CD Collectors Hub

Practical information and observations on audio CD collecting.

Why the Best CDs Are Often the Cheapest

How Demand and Availability Drive Used CD Prices

Statistical Analysis of Real-World Discogs & Rate Your Music Data - December 2025

Abstract

What determines the price of a used CD? Most collectors have a common sense set of assumptions that include album popularity, artist reputation and rarity. But these beliefs are rarely, if ever, tested using real data. The availability of several online data resources now makes it possible to determine which variables actually drive the price of used CDs.

In this study, publicly available data from two websites, Discogs and Rate Your Music (RYM), were analyzed to identify which variables correlate with used CD prices. Two artists with relatively long discographies, but with contrasting fan bases and music genres, were selected as test cases: Prince and R.E.M. Data including sold prices, various measurements of demand, availability, album reputation, number of releases, and age were obtained from these sources.

The analysis shows that CD prices are largely explained by two factors: demand relative to ownership (the want/have ratio from Discogs), and long-term availability (the number of releases of an album as shown in RYM). Together these two variables explain about 75% of the variation in price. Surprisingly, album reputation, as measured by user ratings, does not independently impact price. In fact, many highly regarded albums are less expensive because they were manufactured in larger quantities.

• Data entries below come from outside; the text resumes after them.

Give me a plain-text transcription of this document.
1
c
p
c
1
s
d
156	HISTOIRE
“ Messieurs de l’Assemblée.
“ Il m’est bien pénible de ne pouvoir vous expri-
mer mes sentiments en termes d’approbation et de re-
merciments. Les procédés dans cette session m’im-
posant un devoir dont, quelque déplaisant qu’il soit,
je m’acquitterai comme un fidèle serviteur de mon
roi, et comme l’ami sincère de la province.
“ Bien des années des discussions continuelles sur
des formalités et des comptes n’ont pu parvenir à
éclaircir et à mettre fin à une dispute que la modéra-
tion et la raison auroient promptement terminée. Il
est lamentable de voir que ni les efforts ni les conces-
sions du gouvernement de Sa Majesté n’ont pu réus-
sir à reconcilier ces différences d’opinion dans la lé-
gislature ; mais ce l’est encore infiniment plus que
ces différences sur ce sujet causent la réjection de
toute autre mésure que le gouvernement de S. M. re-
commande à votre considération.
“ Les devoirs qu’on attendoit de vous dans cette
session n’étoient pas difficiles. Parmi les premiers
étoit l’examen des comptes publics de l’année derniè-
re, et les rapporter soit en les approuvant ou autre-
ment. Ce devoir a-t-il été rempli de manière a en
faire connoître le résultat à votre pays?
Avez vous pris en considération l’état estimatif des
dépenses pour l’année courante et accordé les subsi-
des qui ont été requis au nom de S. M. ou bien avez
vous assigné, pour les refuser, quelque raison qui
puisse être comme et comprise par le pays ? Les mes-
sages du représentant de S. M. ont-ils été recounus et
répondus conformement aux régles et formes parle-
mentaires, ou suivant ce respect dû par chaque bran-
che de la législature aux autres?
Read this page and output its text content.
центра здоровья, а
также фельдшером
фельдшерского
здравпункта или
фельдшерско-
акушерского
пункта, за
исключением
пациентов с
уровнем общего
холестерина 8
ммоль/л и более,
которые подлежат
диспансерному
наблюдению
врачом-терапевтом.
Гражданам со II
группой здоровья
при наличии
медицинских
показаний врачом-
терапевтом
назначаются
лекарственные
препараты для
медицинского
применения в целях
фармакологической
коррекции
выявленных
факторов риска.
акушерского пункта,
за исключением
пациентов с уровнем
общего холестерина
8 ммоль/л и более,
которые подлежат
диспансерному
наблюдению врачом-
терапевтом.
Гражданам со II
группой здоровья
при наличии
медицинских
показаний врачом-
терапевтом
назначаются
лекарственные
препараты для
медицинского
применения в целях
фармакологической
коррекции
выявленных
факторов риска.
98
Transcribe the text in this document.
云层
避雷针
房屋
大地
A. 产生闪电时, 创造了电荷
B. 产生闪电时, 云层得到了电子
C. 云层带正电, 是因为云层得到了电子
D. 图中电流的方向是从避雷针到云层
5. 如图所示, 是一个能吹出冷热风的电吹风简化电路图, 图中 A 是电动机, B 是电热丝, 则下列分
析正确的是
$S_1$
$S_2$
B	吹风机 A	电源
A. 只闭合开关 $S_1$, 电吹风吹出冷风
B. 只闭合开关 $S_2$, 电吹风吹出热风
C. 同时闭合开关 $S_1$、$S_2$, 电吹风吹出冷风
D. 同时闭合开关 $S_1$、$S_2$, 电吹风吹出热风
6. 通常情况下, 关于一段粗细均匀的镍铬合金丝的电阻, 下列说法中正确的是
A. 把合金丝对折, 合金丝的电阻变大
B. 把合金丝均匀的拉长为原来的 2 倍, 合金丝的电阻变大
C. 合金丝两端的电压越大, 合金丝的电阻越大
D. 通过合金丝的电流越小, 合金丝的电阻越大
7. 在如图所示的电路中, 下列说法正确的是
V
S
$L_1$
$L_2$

An additional nuance is that there is a difference between the immediate availability (copies currently for sale) versus long-term availability (represented by documented releases of an album). The latter appears to be a better indicator of the total number of copies that exist and therefore has a stronger relationship to price.

Introduction

In the used record store, or at any of the many online marketplaces, CDs usually do not sell for a fixed price. The price is set by the seller, often referring to Discogs or eBay completed sales, but also shaped by beliefs about desirability, scarcity, or reputation. Typically the price is only a few dollars, but some highly prized discs can sell for much more. CD collectors often apply reasonable logic when estimating value, but what does the data indicate is actually related to sold prices?

CD collectors are always looking for ways to better understand their collection and the broader market. Often relying on informal rules of thumb, such as the idea that better albums or more popular artists are worth more, which are believed but not tested. Going into this work I shared many of those thoughts, feeling that supply and demand was critical, but also that quality rating of a given album, or which artist made a given album might also play an important role.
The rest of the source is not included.